Today is the appearance day of Narottama das Thakur. Last year at this time I was lucky enough to be in Vrindavan, and go for my second visit to the Radha Vrajmohan temple, where his deities are still being worshipped. It is a beautiful place, set deep within a series of turning alleys. The chaotic buzz of the bazaars fades into the distance, and the air is peaceful. The first time I went, we set off confidently from the other side of Vrindavan, only to find ourselves going round and round in circles, getting more and more frustrated with our rickshaw wallah, who had insisted (of course) that he knew where to go. This time we still got a little lost, but the alleys and brightly painted doors were more familiar, and eventually, we pulled up in front of the small entrance to the temple.
Inside, the pujari was cleaning the altar, but stopped when he saw us come in. ‘Ah!’, he said. ‘You came here before! Some time ago, yes?’ I was surprised at his memory, but nodded, assuming he said the same to any guest who looked vaguely familiar. He paused, looking thoughtful. ‘It was, during Kartik – on the disappearance day of Narottam Das Thakur, no?’ I was amazed that he remembered. Then again, I suppose redheads aren’t so numerous in rural Uttar Pradesh.
He ushered us up to the altar to see the deities. They are beautiful in a very simple way – not finely carved or expertly decorated, but they exude a sweetness and love that is often rare to come across.
Part of their beauty comes from knowing that they were worshipped with incomparable care by Narottama Das Thakur, who inspires me so much. He was the epitome of a pure devotee of Krishna, using his ability to glorify him through words and music in a way that has benefited all who encounter his poetry and songs. He played six instruments, and developed rigorous classical methods of playing them, as a way of ornamenting the chanting of the Lord’s names. I find his writings an endless source of inspiration, but don’t read them nearly often enough. This morning, my Dad and I took a few minutes out of the day to sing ‘Sri Krsna Caitanya Prabhu’ together. It’s one of my favourites, and it was wonderful to read the translation after singing it, as it is a truly heartfelt and exemplary prayer. As Srila Prabhupada is often quoted saying: ‘The prayers of Narottama dasa Thakura – this sound is above the material platform. It is directly from the spiritual platform. And there is no need of understanding the language. It is just like a thunderburst. Everyone can hear the sound of thunder-there is no misunderstanding. Similarly, these songs are above the material platform, and they crack like thunder within your heart.’

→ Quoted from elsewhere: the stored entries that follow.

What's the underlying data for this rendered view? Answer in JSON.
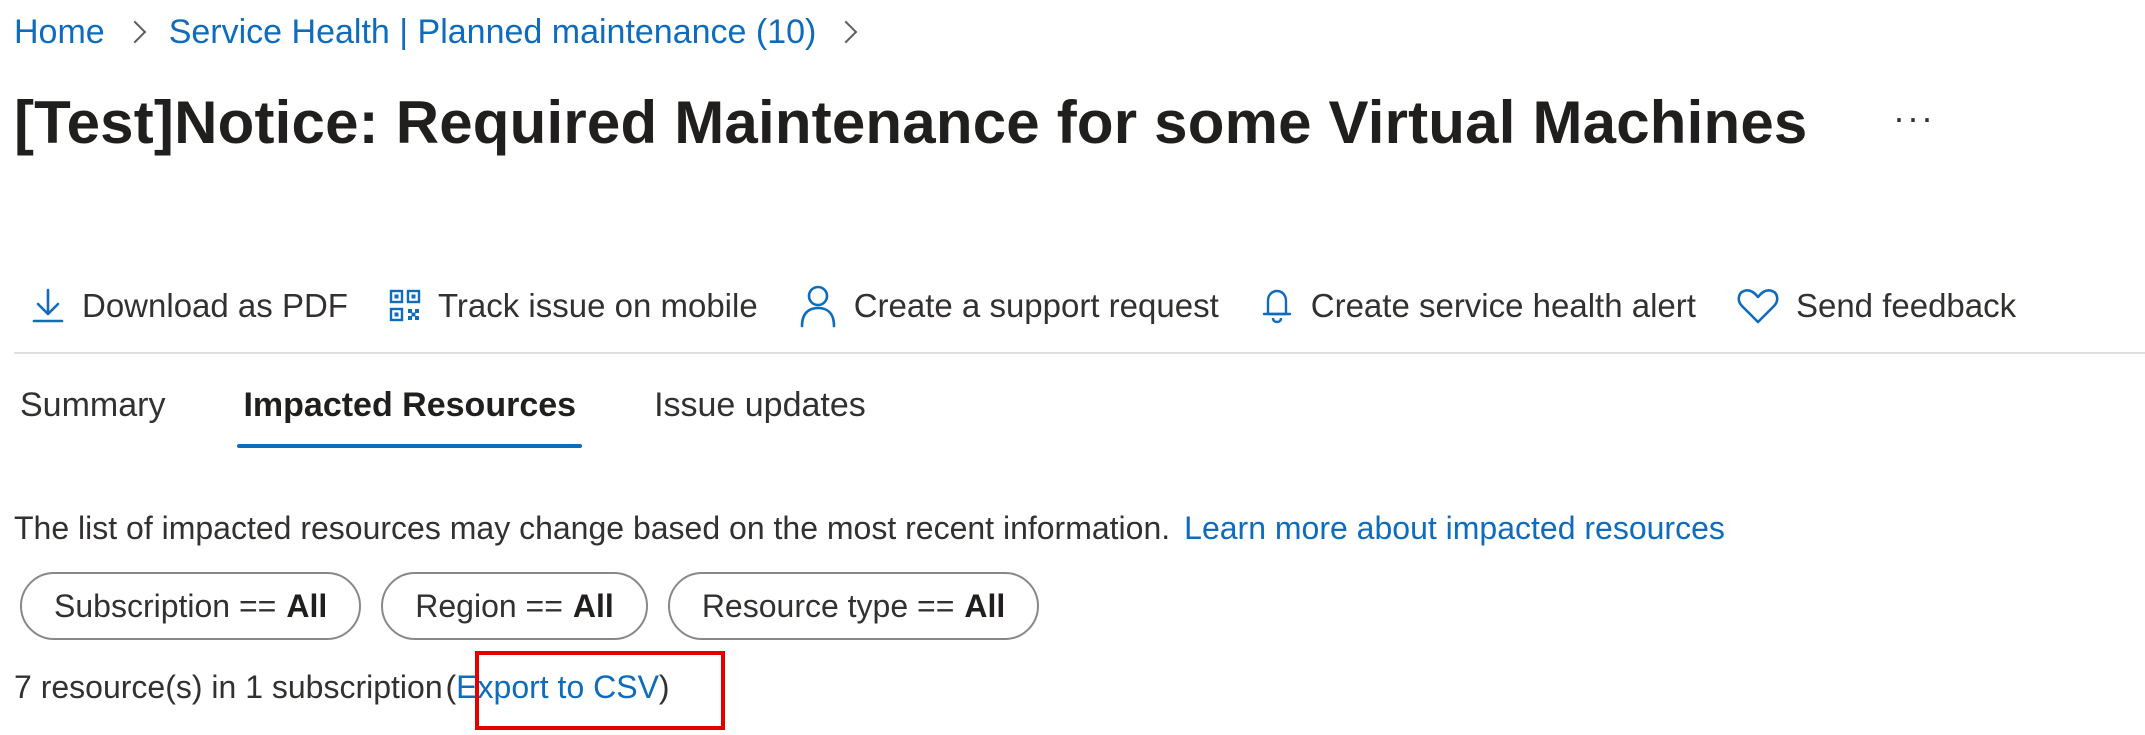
{
  "breadcrumb": {
    "items": [
      "Home",
      "Service Health | Planned maintenance (10)"
    ]
  },
  "page": {
    "title": "[Test]Notice: Required Maintenance for some Virtual Machines",
    "more_label": "···"
  },
  "toolbar": {
    "items": [
      {
        "label": "Download as PDF",
        "icon": "download-icon"
      },
      {
        "label": "Track issue on mobile",
        "icon": "qr-code-icon"
      },
      {
        "label": "Create a support request",
        "icon": "person-icon"
      },
      {
        "label": "Create service health alert",
        "icon": "bell-icon"
      },
      {
        "label": "Send feedback",
        "icon": "heart-icon"
      }
    ]
  },
  "tabs": [
    {
      "label": "Summary",
      "active": false
    },
    {
      "label": "Impacted Resources",
      "active": true
    },
    {
      "label": "Issue updates",
      "active": false
    }
  ],
  "info": {
    "text": "The list of impacted resources may change based on the most recent information.",
    "link": "Learn more about impacted resources"
  },
  "filters": [
    {
      "label": "Subscription ==",
      "value": "All"
    },
    {
      "label": "Region ==",
      "value": "All"
    },
    {
      "label": "Resource type ==",
      "value": "All"
    }
  ],
  "summary": {
    "count_text": "7 resource(s) in 1 subscription",
    "open_paren": "(",
    "export_link": "Export to CSV",
    "close_paren": ")"
  },
  "colors": {
    "accent": "#0f6cbd",
    "highlight_box": "#e50000"
  }
}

We’ve had an unprecedented amount of winter weather in the past few days. It’s almost as if all those empty weather warnings of the past decade have finally been fulfilled – all at once. This morning it was still snowing but as the day went on, the air warmed a little and it began to rain. Now the streets are overflowing with soupy, icy slush – the melted remains of the treacherous black ice that coats the pavements. Walking back and forth to the train station and on japa walks, I’ve been perfecting my cautionary waddle, with some attempt to do it with grace! Now I know why penguins move the way they do – it reduces the risk of slipping a great deal.